Bookham is to target its compound semiconductor fab in Caswell, UK, in a new round of cost-cutting measures aimed at rebalancing its dismal finances.
Company CEO Giorgio Anania revealed the latest move in a conference call to discuss Bookham's second-quarter financial figures, which made painful listening for shareholders and employees alike.
Although revenue in the three months until December 30, 2006, was nearly identical to the prior quarter, sales of components to Nortel are expected to nosedive in the current quarter because of a recent build-up of inventory at the network equipment vendor.
Ever since Bookham acquired its optical components business and 3-inch InP wafer fab from Nortel, the firm has represented Bookham's key sales account. In the latest quarter, sales to Nortel were worth $14.5 million – around 26 percent of total revenue.
But in the current quarter, that figure will drop to just 5 percent (around $2.5 million), and the modest sequential uptick in business expected from its other customers will do little to cover the shortfall.
"Given these developments, we are immediately undertaking an aggressive overhead cost reduction plan," Anania told investors.
As the CEO hinted, the cuts will be big, and this time they will affect Bookham's InP fab. Anania reckons that by implementing the measures, he can reduce company outgoings by some $7 million per quarter.
According to a Bookham spokesperson, the cuts will include a complete shut-down of the obsolete 2-inch diameter InP processing line at Caswell, so that all products will be made on the 3-inch platform acquired from Nortel four years ago.
The company's chip development activity in Ottawa, Canada, will also be closing down, with part of this effort switching to Shenzhen, China, and some moving to what remains of Bookham's Paignton plant in the south of England.

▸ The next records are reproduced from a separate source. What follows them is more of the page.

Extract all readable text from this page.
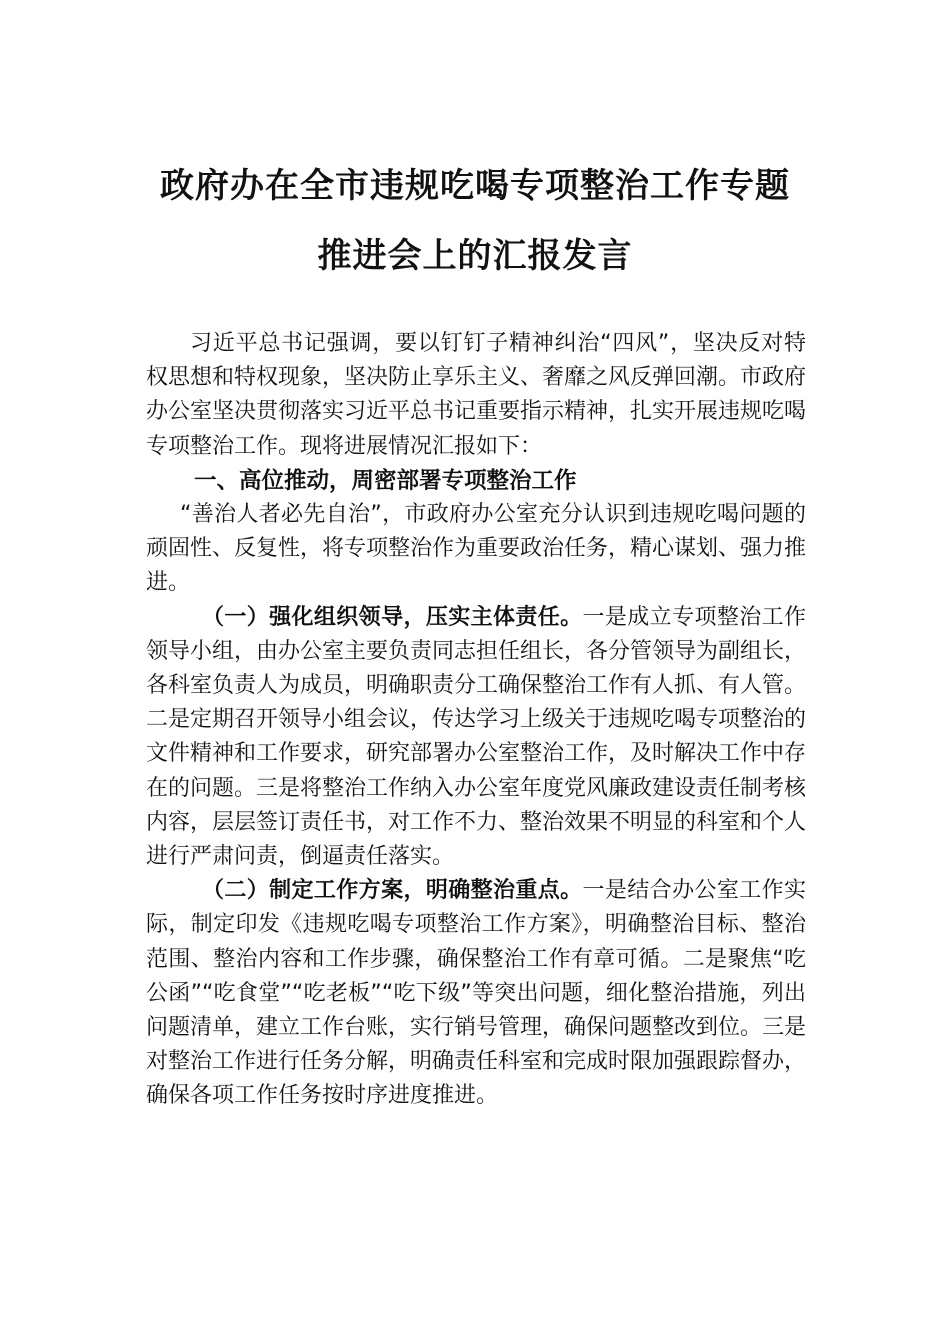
政府办在全市违规吃喝专项整治工作专题
推进会上的汇报发言

习近平总书记强调，要以钉钉子精神纠治“四风”，坚决反对特权思想和特权现象，坚决防止享乐主义、奢靡之风反弹回潮。市政府办公室坚决贯彻落实习近平总书记重要指示精神，扎实开展违规吃喝专项整治工作。现将进展情况汇报如下：

一、高位推动，周密部署专项整治工作

“善治人者必先自治”，市政府办公室充分认识到违规吃喝问题的顽固性、反复性，将专项整治作为重要政治任务，精心谋划、强力推进。

（一）强化组织领导，压实主体责任。一是成立专项整治工作领导小组，由办公室主要负责同志担任组长，各分管领导为副组长，各科室负责人为成员，明确职责分工确保整治工作有人抓、有人管。二是定期召开领导小组会议，传达学习上级关于违规吃喝专项整治的文件精神和工作要求，研究部署办公室整治工作，及时解决工作中存在的问题。三是将整治工作纳入办公室年度党风廉政建设责任制考核内容，层层签订责任书，对工作不力、整治效果不明显的科室和个人进行严肃问责，倒逼责任落实。

（二）制定工作方案，明确整治重点。一是结合办公室工作实际，制定印发《违规吃喝专项整治工作方案》，明确整治目标、整治范围、整治内容和工作步骤，确保整治工作有章可循。二是聚焦“吃公函”“吃食堂”“吃老板”“吃下级”等突出问题，细化整治措施，列出问题清单，建立工作台账，实行销号管理，确保问题整改到位。三是对整治工作进行任务分解，明确责任科室和完成时限加强跟踪督办，确保各项工作任务按时序进度推进。
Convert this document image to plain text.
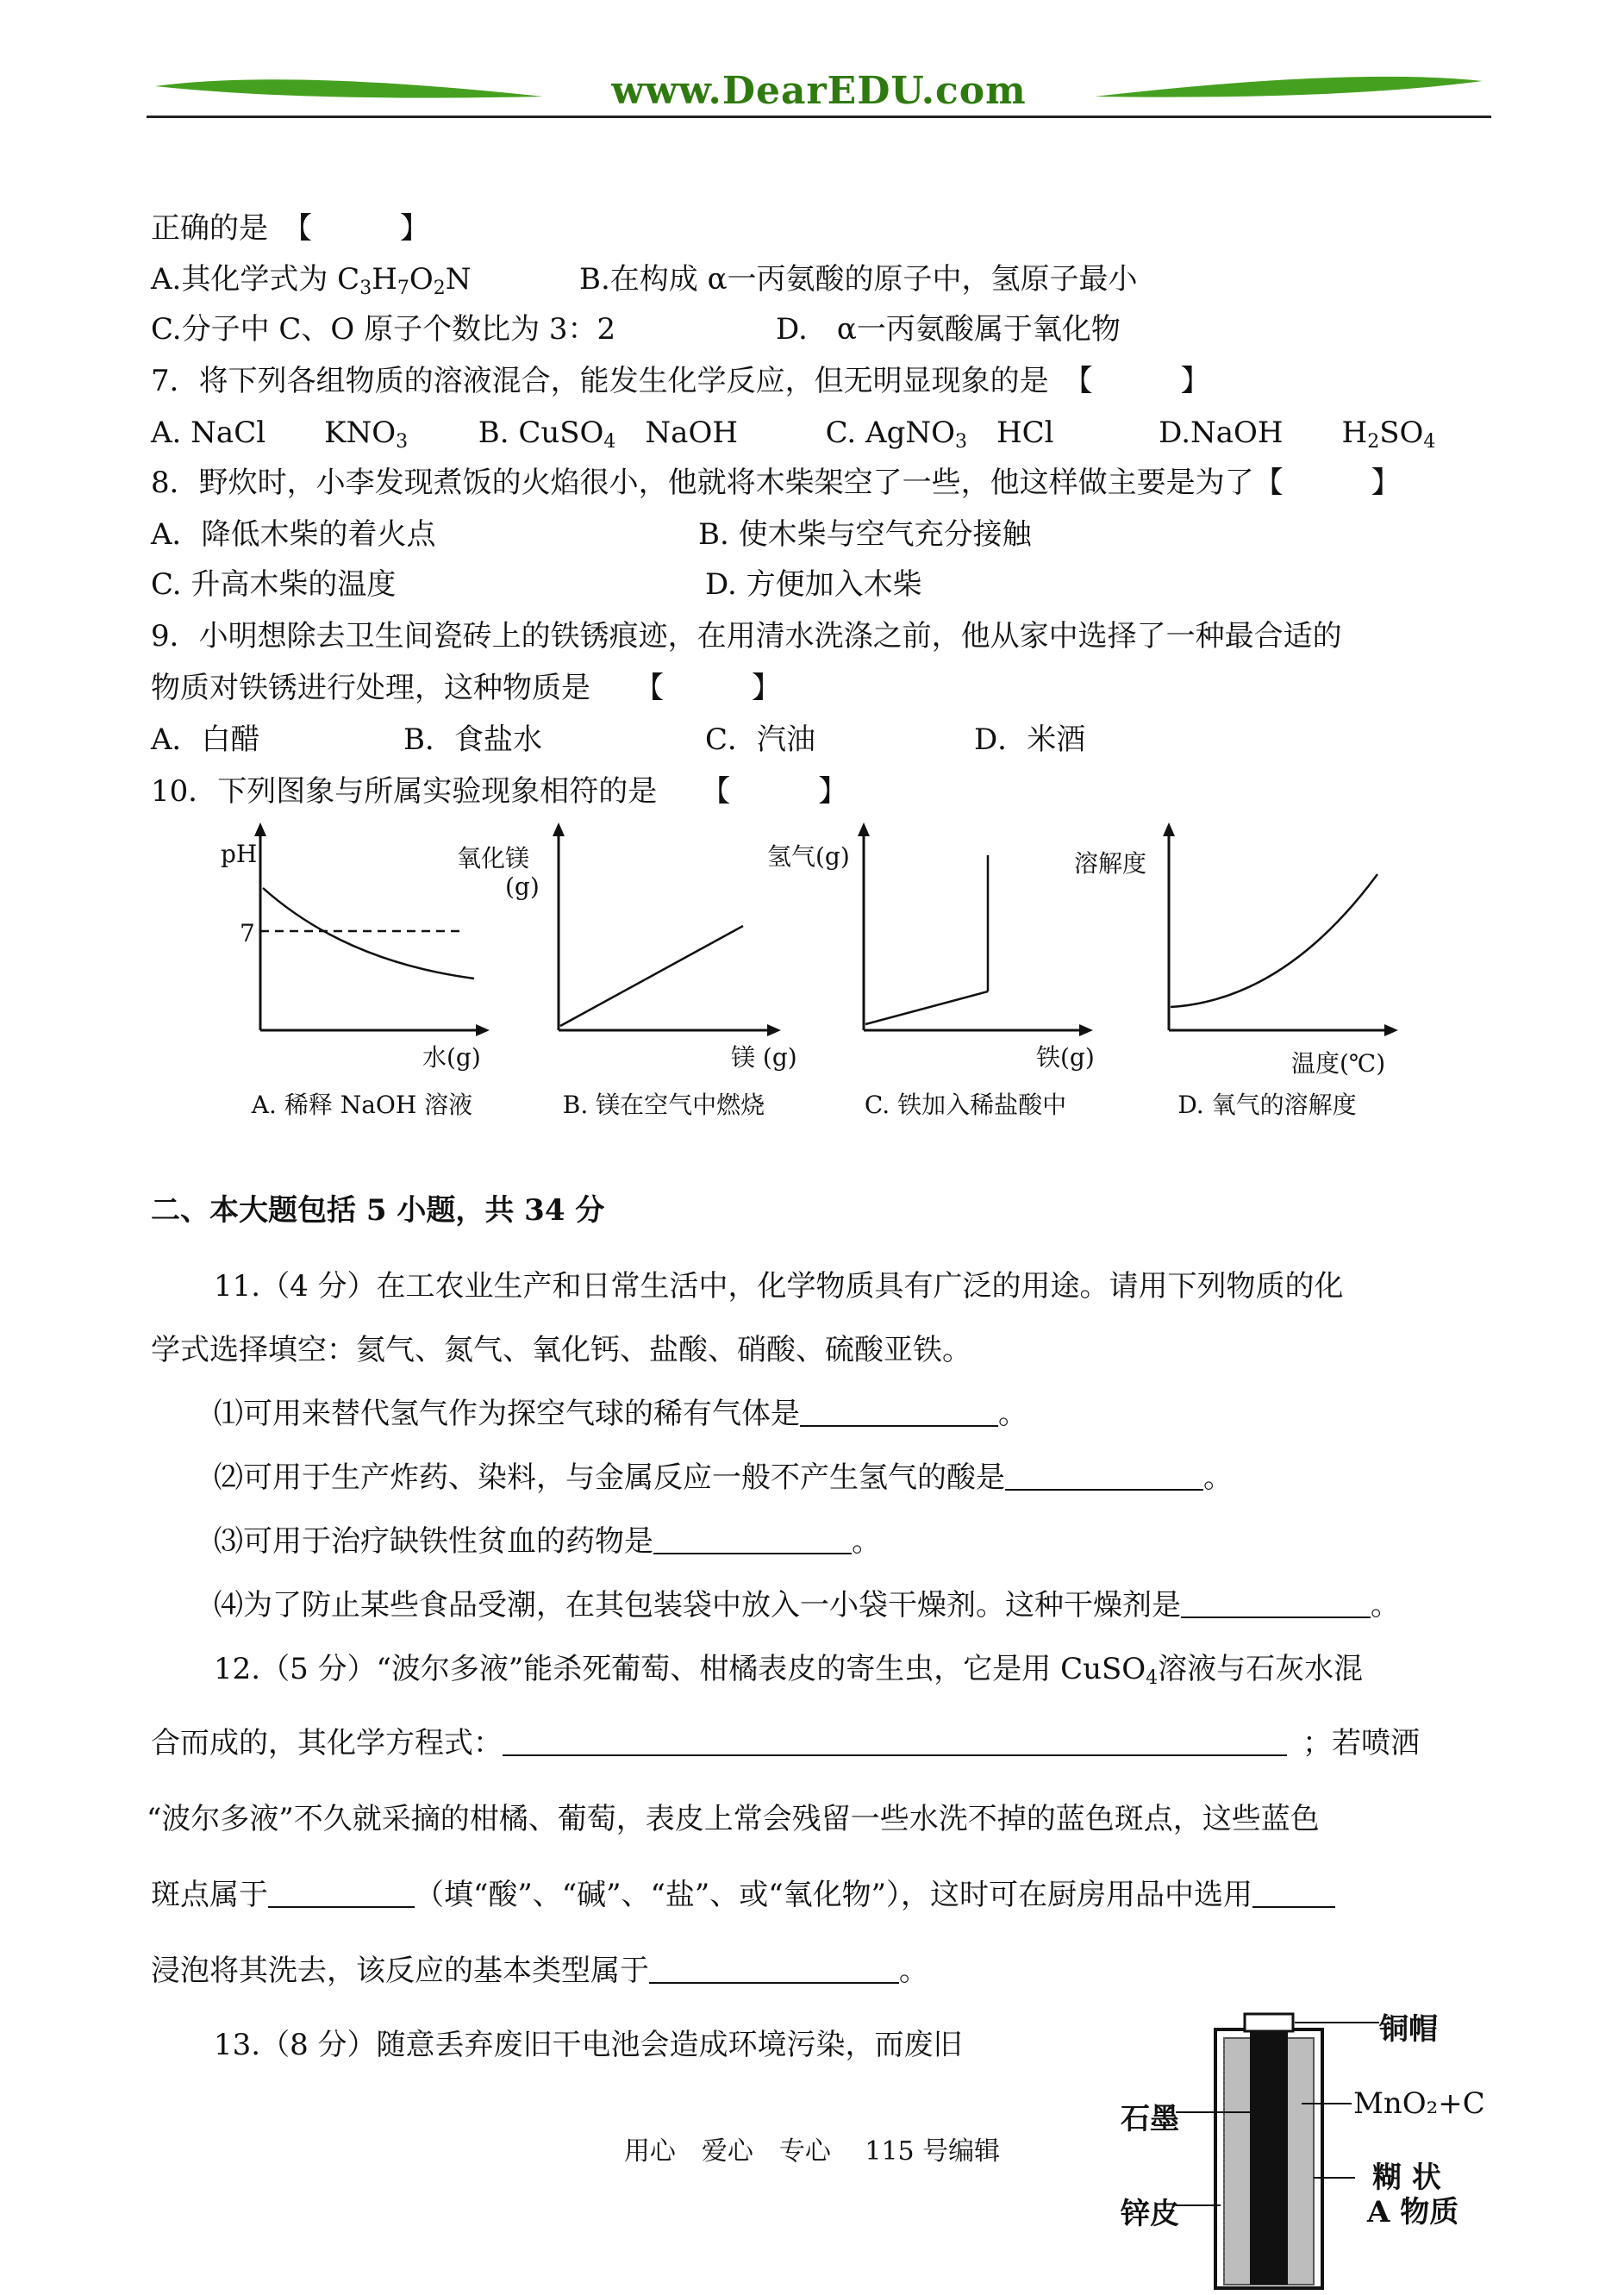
www.DearEDU.com
正确的是　【　　　】
A.其化学式为 $C_3H_7O_2N$	B.在构成 α一丙氨酸的原子中，氢原子最小
C.分子中 C、O 原子个数比为 3：2	D.　α一丙氨酸属于氧化物
7．将下列各组物质的溶液混合，能发生化学反应，但无明显现象的是　【　　　】
A. NaCl　　$KNO_3$ B. CuSO$_4$　NaOH	C. AgNO$_3$　HCl	D.NaOH　　$H_2SO_4$
8．野炊时，小李发现煮饭的火焰很小，他就将木柴架空了一些，他这样做主要是为了【　　　】
A．降低木柴的着火点	B. 使木柴与空气充分接触
C. 升高木柴的温度	D. 方便加入木柴
9．小明想除去卫生间瓷砖上的铁锈痕迹，在用清水洗涤之前，他从家中选择了一种最合适的
物质对铁锈进行处理，这种物质是　　【　　　】
A．白醋	B．食盐水	C．汽油	D．米酒
10．下列图象与所属实验现象相符的是　　【　　　】
pH
7
水(g)
A. 稀释 NaOH 溶液
氧化镁
(g)
镁 (g)
B. 镁在空气中燃烧
氢气(g)
铁(g)
C. 铁加入稀盐酸中
溶解度
温度(℃)
D. 氧气的溶解度
二、本大题包括 5 小题，共 34 分
11.（4 分）在工农业生产和日常生活中，化学物质具有广泛的用途。请用下列物质的化
学式选择填空：氦气、氮气、氧化钙、盐酸、硝酸、硫酸亚铁。
⑴可用来替代氢气作为探空气球的稀有气体是	。
⑵可用于生产炸药、染料，与金属反应一般不产生氢气的酸是	。
⑶可用于治疗缺铁性贫血的药物是	。
⑷为了防止某些食品受潮，在其包装袋中放入一小袋干燥剂。这种干燥剂是	。
12.（5 分）“波尔多液”能杀死葡萄、柑橘表皮的寄生虫，它是用 CuSO$_4$溶液与石灰水混
合而成的，其化学方程式：	；若喷洒
“波尔多液”不久就采摘的柑橘、葡萄，表皮上常会残留一些水洗不掉的蓝色斑点，这些蓝色
斑点属于	（填“酸”、“碱”、“盐”、或“氧化物”），这时可在厨房用品中选用
浸泡将其洗去，该反应的基本类型属于	。
13.（8 分）随意丢弃废旧干电池会造成环境污染，而废旧	铜帽
石墨	MnO₂+C
糊 状
A 物质
锌皮
用心　爱心　专心　 115 号编辑
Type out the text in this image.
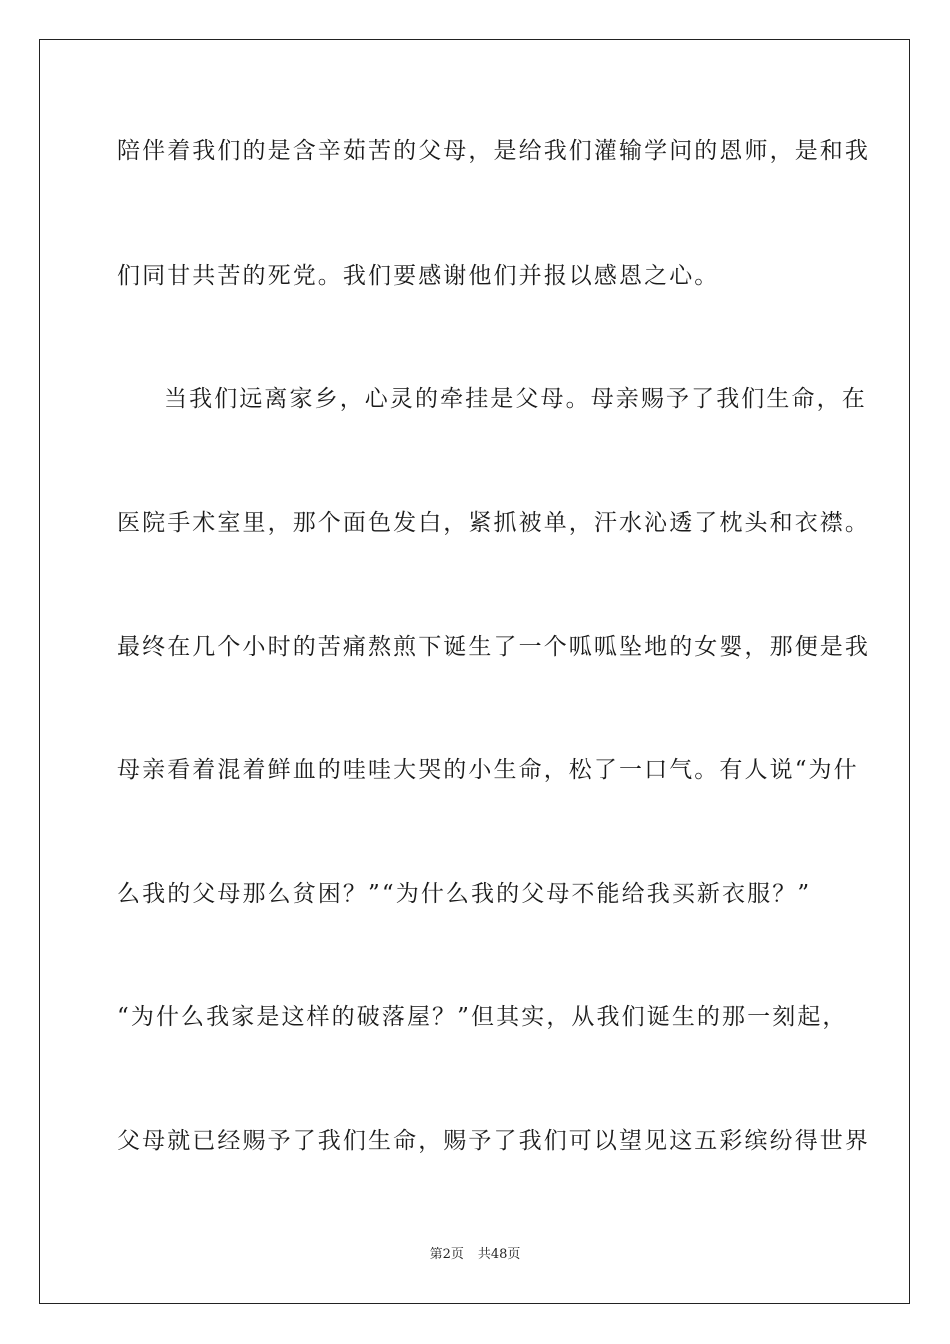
陪伴着我们的是含辛茹苦的父母，是给我们灌输学问的恩师，是和我
们同甘共苦的死党。我们要感谢他们并报以感恩之心。
当我们远离家乡，心灵的牵挂是父母。母亲赐予了我们生命，在
医院手术室里，那个面色发白，紧抓被单，汗水沁透了枕头和衣襟。
最终在几个小时的苦痛熬煎下诞生了一个呱呱坠地的女婴，那便是我
母亲看着混着鲜血的哇哇大哭的小生命，松了一口气。有人说“为什
么我的父母那么贫困？”“为什么我的父母不能给我买新衣服？”
“为什么我家是这样的破落屋？”但其实，从我们诞生的那一刻起，
父母就已经赐予了我们生命，赐予了我们可以望见这五彩缤纷得世界
第2页 共48页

Other measures include moving some of its 2000 employees at its various locations around the world into fewer buildings than they currently occupy.
If the cost-cutting is successful, then Anania believes that Bookham could break even (before amortization, tax and other below-the-line costs are counted) on quarterly sales of around $56 million – similar to the sales figure that it posted in the most recent quarter.
The company will have to move fast, though. Net loss in the latest quarter came in at $21.3 million, only a small portion of which was attributable to one-off charges. On its balance sheet, Bookham lists cash and cash equivalents at $45.4 million.
Despite many previous restructuring efforts, Bookham is yet to post a break-even quarter after all financial outgoings are accounted for, and in recent years it has dreamt up a number of inventive refinancing measures and also sold off much of the property it owns – including the sale and lease-back of the Caswell facility.